MMMS : Le casting s’est imposé à nous très vite et la distribution des rôles n’a pas été difficile ! Nous avions déjà quatorze ans de route au sein du Maximum Kouette. Nous avons chacun cherché notre « clown », notre « monstre », notre « jumeau maléfique ». La thématique des phénomènes de foire est souvent utilisée dans le burlesque, pour nous démarquer nous avons beaucoup travaillé la psychologie des personnages comme dans une série télé ou une pièce de théâtre. On peut imaginer leur vie en dehors du cabaret…
Miss Gabrielle est une femme objet qui vit dans la nostalgie d’un passé supposé grandiose… Je me suis inspirée des « cocottes » de la Belle Époque mais aussi d’actrices comme Yvonne Printemps, Jacqueline Maillant, Alice Sapritch, la danseuse Isadora Duncan et Florence Foster Jenkins, une riche cantatrice américaine célèbre pour son incapacité à chanter avec justesse mais qui galvanisait les foules… C’est un personnage nostalgique de la Côte d’Azur des années folles, des casinos, des palaces…

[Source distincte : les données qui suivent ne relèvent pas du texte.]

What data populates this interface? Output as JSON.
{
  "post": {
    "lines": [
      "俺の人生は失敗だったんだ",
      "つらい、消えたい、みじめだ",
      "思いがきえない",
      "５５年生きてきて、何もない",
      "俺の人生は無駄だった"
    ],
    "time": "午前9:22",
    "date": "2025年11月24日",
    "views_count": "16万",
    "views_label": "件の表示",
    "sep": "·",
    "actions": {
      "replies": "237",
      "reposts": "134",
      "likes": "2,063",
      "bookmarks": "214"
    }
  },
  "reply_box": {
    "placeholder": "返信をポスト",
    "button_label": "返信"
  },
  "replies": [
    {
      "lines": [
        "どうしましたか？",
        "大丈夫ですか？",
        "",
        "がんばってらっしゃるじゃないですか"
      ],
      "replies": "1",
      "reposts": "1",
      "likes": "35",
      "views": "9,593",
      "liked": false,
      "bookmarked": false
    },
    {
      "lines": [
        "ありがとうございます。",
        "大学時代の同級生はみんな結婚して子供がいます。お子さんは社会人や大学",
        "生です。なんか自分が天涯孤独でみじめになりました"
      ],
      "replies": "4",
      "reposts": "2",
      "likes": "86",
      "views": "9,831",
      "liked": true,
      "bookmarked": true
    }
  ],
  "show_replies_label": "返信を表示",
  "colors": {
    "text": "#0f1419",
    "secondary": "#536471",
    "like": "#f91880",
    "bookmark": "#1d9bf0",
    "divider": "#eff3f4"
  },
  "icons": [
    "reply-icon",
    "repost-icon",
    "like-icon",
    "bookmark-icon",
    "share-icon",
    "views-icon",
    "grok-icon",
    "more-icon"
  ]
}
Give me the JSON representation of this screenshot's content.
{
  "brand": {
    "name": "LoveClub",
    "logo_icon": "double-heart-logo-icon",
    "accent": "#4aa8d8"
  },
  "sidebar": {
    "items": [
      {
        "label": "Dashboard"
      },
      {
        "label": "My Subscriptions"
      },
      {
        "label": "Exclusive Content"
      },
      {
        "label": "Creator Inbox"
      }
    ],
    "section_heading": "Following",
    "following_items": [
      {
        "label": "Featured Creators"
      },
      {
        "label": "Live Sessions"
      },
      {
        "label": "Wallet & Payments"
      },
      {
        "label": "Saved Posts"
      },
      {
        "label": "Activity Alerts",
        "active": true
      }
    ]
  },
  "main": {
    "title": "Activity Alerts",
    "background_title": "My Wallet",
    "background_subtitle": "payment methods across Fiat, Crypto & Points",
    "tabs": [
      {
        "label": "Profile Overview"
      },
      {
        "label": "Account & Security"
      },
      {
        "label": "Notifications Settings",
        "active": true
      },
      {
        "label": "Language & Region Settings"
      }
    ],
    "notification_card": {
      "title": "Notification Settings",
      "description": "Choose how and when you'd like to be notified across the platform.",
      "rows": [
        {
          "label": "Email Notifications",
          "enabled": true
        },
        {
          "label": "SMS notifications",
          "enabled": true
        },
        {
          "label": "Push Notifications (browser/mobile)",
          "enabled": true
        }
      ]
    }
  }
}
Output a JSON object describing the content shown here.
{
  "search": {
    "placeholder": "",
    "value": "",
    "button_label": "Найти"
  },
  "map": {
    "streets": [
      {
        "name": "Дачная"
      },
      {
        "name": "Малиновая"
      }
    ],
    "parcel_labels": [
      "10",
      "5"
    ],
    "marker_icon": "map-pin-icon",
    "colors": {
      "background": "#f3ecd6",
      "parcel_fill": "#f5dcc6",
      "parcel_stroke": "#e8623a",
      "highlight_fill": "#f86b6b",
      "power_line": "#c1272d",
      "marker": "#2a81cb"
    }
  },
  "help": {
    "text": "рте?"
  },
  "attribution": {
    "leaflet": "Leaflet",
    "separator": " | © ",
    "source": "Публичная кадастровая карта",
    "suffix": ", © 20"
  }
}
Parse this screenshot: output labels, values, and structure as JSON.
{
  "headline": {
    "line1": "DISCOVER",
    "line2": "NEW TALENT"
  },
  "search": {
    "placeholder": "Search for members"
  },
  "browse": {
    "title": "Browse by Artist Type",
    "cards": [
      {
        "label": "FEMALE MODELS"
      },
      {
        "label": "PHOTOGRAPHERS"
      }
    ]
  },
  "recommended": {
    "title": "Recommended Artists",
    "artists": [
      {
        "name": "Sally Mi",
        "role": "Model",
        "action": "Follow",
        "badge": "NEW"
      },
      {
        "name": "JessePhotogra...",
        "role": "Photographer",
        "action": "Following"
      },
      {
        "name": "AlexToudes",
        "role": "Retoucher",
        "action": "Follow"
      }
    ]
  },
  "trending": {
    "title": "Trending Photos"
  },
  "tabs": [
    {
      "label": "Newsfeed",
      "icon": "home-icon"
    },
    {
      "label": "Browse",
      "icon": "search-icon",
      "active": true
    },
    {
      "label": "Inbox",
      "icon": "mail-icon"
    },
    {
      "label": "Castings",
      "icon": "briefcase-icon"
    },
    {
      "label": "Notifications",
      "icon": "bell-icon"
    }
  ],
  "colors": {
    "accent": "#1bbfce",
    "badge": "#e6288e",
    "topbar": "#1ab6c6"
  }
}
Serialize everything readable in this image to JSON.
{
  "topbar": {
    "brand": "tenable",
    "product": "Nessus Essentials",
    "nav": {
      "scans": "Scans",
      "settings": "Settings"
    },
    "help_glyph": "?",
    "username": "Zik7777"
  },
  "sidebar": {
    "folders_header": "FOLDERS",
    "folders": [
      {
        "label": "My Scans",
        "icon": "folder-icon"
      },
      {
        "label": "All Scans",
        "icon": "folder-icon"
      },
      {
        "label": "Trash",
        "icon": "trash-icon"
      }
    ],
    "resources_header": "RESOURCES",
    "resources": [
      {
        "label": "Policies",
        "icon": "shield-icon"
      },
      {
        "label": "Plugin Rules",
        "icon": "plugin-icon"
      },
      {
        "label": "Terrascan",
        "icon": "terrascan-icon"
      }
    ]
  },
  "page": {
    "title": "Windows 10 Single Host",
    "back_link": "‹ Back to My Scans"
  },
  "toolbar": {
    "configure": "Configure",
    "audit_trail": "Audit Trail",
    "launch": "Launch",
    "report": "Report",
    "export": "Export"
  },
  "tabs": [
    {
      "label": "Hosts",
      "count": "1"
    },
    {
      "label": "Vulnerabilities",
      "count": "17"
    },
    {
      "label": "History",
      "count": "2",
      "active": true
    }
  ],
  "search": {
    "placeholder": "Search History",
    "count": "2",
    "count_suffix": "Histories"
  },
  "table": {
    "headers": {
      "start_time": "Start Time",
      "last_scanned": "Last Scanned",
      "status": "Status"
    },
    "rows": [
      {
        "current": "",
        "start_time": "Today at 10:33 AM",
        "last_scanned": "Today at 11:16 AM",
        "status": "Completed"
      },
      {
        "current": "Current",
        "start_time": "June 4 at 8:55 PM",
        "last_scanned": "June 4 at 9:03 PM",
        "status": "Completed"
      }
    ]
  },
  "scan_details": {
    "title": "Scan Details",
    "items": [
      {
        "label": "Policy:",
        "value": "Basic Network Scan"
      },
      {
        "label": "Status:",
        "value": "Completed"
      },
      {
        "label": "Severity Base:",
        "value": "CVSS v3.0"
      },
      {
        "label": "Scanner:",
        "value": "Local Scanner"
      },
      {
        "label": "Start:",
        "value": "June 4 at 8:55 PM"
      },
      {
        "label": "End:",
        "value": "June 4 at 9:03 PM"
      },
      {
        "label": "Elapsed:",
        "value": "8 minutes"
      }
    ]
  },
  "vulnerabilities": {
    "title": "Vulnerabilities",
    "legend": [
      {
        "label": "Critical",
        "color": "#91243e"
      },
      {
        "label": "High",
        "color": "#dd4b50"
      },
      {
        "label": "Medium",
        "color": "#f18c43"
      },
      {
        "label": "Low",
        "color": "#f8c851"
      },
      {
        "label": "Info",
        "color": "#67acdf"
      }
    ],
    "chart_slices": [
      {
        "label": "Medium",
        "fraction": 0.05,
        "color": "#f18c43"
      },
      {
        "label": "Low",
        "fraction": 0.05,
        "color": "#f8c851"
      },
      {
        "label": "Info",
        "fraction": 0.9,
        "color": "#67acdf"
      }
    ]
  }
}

FS : Le show du MMMS crée déjà, à lui seul, une alchimie de différentes expressions artistiques, musique et théâtre en premier lieu. On a pu voir, avec l’initiative de mettre en place un atelier Dr. Sketchy, les possibilités qu’offre le mariage d’un tel spectacle avec d’autres types de médias. Ce mélange des genres est-il essentiel à l’esprit du spectacle, et te paraît-il aller de soi ?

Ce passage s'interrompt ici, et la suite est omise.